DP World recorded a first-half profit of $721m (£598m) – a 51.8 per cent year-on-year increase.
Frances O’Grady, general secretary at the Trades Union Congress (TUC), told City A.M. that “these eye-watering profits have come off the back of P&O illegally sacking hundreds of dedicated staff” and that they are “an insult to common decency”.
“Ministers should have stripped DP world of all their lucrative public contracts and severed all commercial ties with the company,” she said.
Mick Lynch, general secretary of the National Union of Rail, Maritime and Transport Workers (RMT), said DP World was guilty of “rampant profiteering”.
P&O Ferries’ boss Peter Hebblethwaite admitted that his firm’s decision to sack nearly 800 workers was illegal, as the company had not consulted with unions, but said the decision was key to “saving the business.”

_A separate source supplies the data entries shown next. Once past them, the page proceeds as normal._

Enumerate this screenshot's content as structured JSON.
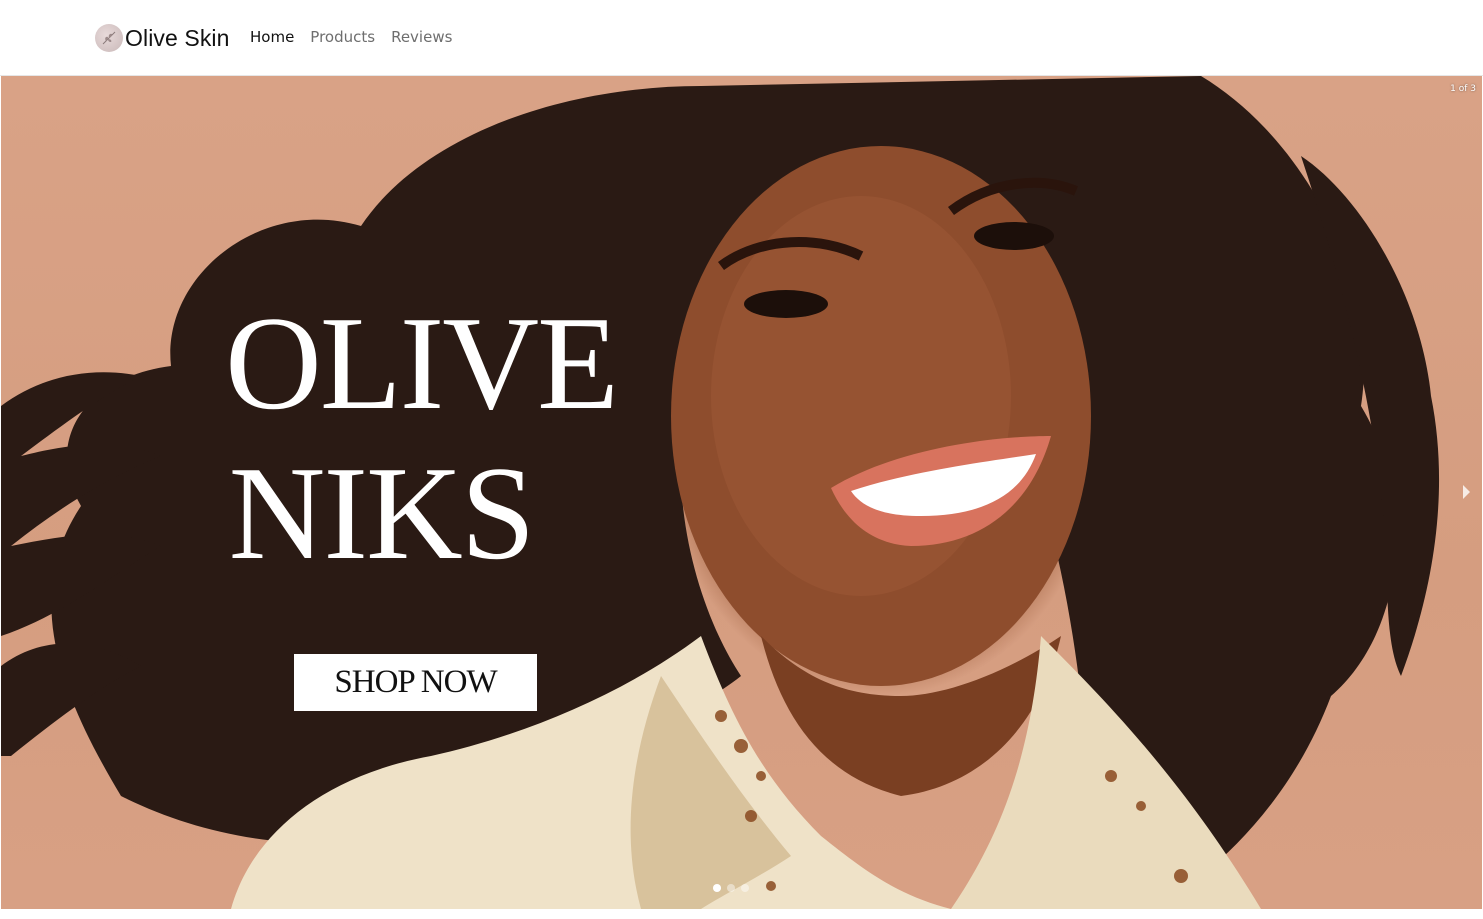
{
  "navbar": {
    "brand_name": "Olive Skin",
    "logo_icon": "leaf-emblem-icon",
    "links": [
      {
        "label": "Home",
        "active": true
      },
      {
        "label": "Products",
        "active": false
      },
      {
        "label": "Reviews",
        "active": false
      }
    ]
  },
  "hero": {
    "slide_counter": "1 of 3",
    "headline_line1": "OLIVE",
    "headline_line2": "NIKS",
    "cta_label": "SHOP NOW",
    "next_icon": "chevron-right-icon",
    "slides_total": 3,
    "active_slide": 1
  },
  "colors": {
    "background": "#D8A084",
    "nav_active": "#111111",
    "nav_inactive": "#6E6E6E",
    "headline": "#FFFFFF"
  }
}
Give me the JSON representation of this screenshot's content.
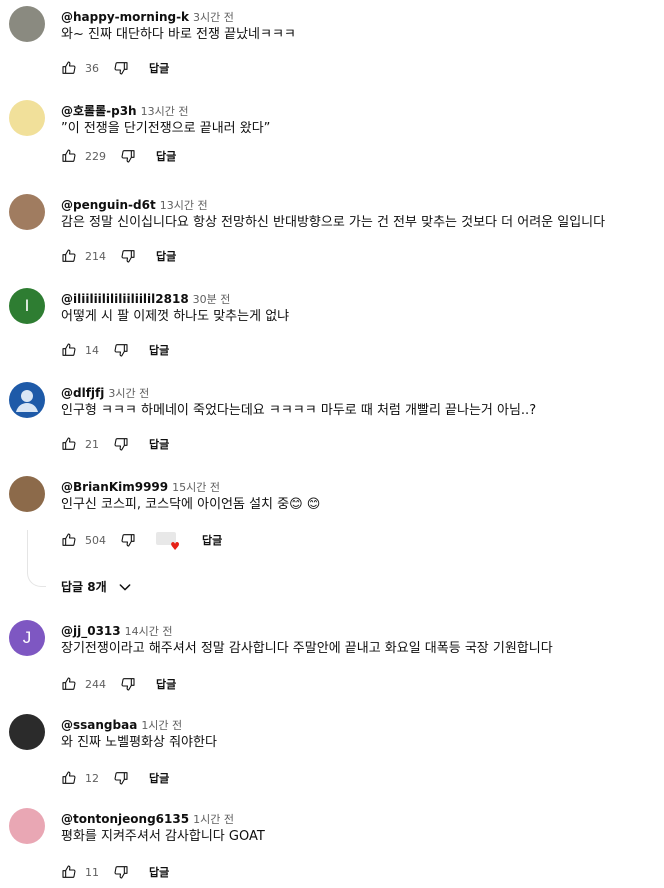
{
  "comments": [
    {
      "author": "@happy-morning-k",
      "time": "3시간 전",
      "text": "와~ 진짜 대단하다 바로 전쟁 끝났네ㅋㅋㅋ",
      "likes": "36",
      "reply": "답글",
      "avatar_color": "#8a8a80",
      "avatar_letter": ""
    },
    {
      "author": "@호롤롤-p3h",
      "time": "13시간 전",
      "text": "”이 전쟁을 단기전쟁으로 끝내러 왔다”",
      "likes": "229",
      "reply": "답글",
      "avatar_color": "#f1e09a",
      "avatar_letter": ""
    },
    {
      "author": "@penguin-d6t",
      "time": "13시간 전",
      "text": "감은 정말 신이십니다요 항상 전망하신 반대방향으로 가는 건 전부 맞추는 것보다 더 어려운 일입니다",
      "likes": "214",
      "reply": "답글",
      "avatar_color": "#a07c60",
      "avatar_letter": ""
    },
    {
      "author": "@iliiliilililiiliilil2818",
      "time": "30분 전",
      "text": "어떻게 시 팔 이제껏 하나도 맞추는게 없냐",
      "likes": "14",
      "reply": "답글",
      "avatar_color": "#2e7d32",
      "avatar_letter": "I"
    },
    {
      "author": "@dlfjfj",
      "time": "3시간 전",
      "text": "인구형 ㅋㅋㅋ 하메네이 죽었다는데요 ㅋㅋㅋㅋ 마두로 때 처럼 개빨리 끝나는거 아님..?",
      "likes": "21",
      "reply": "답글",
      "avatar_color": "#1e5aa8",
      "avatar_letter": ""
    },
    {
      "author": "@BrianKim9999",
      "time": "15시간 전",
      "text": "인구신 코스피, 코스닥에 아이언돔 설치 중😊 😊",
      "likes": "504",
      "reply": "답글",
      "avatar_color": "#8c6a4a",
      "avatar_letter": ""
    },
    {
      "author": "@jj_0313",
      "time": "14시간 전",
      "text": "장기전쟁이라고 해주셔서 정말 감사합니다 주말안에 끝내고 화요일 대폭등 국장 기원합니다",
      "likes": "244",
      "reply": "답글",
      "avatar_color": "#7e57c2",
      "avatar_letter": "J"
    },
    {
      "author": "@ssangbaa",
      "time": "1시간 전",
      "text": "와 진짜 노벨평화상 줘야한다",
      "likes": "12",
      "reply": "답글",
      "avatar_color": "#2b2b2b",
      "avatar_letter": ""
    },
    {
      "author": "@tontonjeong6135",
      "time": "1시간 전",
      "text": "평화를 지켜주셔서 감사합니다 GOAT",
      "likes": "11",
      "reply": "답글",
      "avatar_color": "#e9a7b4",
      "avatar_letter": ""
    }
  ],
  "replies_toggle": "답글 8개",
  "icons": {
    "like": "thumb-up-icon",
    "dislike": "thumb-down-icon",
    "expand": "chevron-down-icon",
    "creator_heart": "creator-heart-icon"
  }
}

DP World management later credited Hebblethwaite with doing an “amazing job”, however politicians described the sackings as an act of “corporate thuggery.”
The company said profit climbed 51.8 per cent on the year before, despite only 2.3 per cent year-on-year growth in the number of shipping containers it handles.
They said the bottom line benefitted from significantly higher global shipping costs.
Labour shadow business secretary Jonathan Reynolds said: “The government allowed shocking behaviour from P&O and DP World towards British workers, to find they have made record profits while sacking workers only adds insult to injury.
“This rudderless government should be standing up for British workers yet months on from this illegal act, no action whatsoever has been taken again P&O directors and not a penny of taxpayers money has been clawed back.
A Department for Transport spokesperson said the government’s Seafarers’ Wages Bill “will ensure that seafarers working on vessels that regularly use UK ports are paid at least an equivalent rate to the National Minimum Wage whilst in the UK’s territorial waters”.
“The way that 800 loyal and experienced workers were treated by P&O Ferries was utterly unacceptable,” they said.